Winter Greens

Fresh Kale

Fresh Kale

Its the time of year when we look to enjoy more comfort foods. Soups, stews, chowders. Many of the “winter” greens are perfect for these dishes. Often greens like kale, collards and chard are well suited for the longer cooking dishes of winter. I love kale but I must admit I get into a rut with it this time of year. I make a big pot of soup and end up adding handfuls of washed and chopped kale during the last 15 minutes of cooking. Very tasty, but I want more. I decided to share some of my favorite winter green recipes with you over the course of the next few weeks. I would love to hear from you. If you have a favorite recipe for greens that you would like to share- I would be delighted to post it.

 

Kale and Bean Stew

1½ lb. kale leaves, center ribs removed

3 T. oil

1 c. chopped carrots

1 c. chopped celery

1 c. chopped onions

2 garlic cloves, minced

1 c. dry white wine

2 (15 oz.) cans beans, rinsed and drained- I like butter beans

4-5 cups Vegetable or chicken stock

1 t. dried savory or thyme

1 bay leaf

1 T. white balsamic vinegar

2 T. fresh chopped herbs

Blanch kale in boiling water for 1 minute. Rinse under cold water. Drain and squeeze out excess water.

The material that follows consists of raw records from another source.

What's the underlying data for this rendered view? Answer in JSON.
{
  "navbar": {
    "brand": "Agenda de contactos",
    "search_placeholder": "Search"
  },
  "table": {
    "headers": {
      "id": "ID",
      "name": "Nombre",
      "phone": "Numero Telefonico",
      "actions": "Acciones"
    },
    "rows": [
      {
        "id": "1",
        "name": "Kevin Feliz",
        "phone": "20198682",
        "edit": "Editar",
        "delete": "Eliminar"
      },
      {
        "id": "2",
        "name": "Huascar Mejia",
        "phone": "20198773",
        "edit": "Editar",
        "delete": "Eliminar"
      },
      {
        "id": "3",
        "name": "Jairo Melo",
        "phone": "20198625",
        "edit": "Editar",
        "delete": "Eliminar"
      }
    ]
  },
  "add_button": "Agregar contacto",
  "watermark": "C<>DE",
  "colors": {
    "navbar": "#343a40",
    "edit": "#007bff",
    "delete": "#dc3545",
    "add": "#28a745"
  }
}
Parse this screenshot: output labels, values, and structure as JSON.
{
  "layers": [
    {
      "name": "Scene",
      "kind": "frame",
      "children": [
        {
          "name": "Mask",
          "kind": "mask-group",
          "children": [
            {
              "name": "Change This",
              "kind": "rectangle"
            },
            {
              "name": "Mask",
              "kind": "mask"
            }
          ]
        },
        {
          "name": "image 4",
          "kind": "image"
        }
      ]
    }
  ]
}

Chop kale leaves coarsely. Heat oil in pot over medium heat. Cook vegetables and garlic until tender but not browned. Add wine and simmer until liquid is reduced by half. Add 4 cups of the broth, beans, savory and bay leaf and simmer over medium-low heat for 20 minutes. Add kale and simmer 5 minutes more. Add more stock if stew is too thick. Add vinegar, fresh herbs and salt and pepper to taste. Serves 6.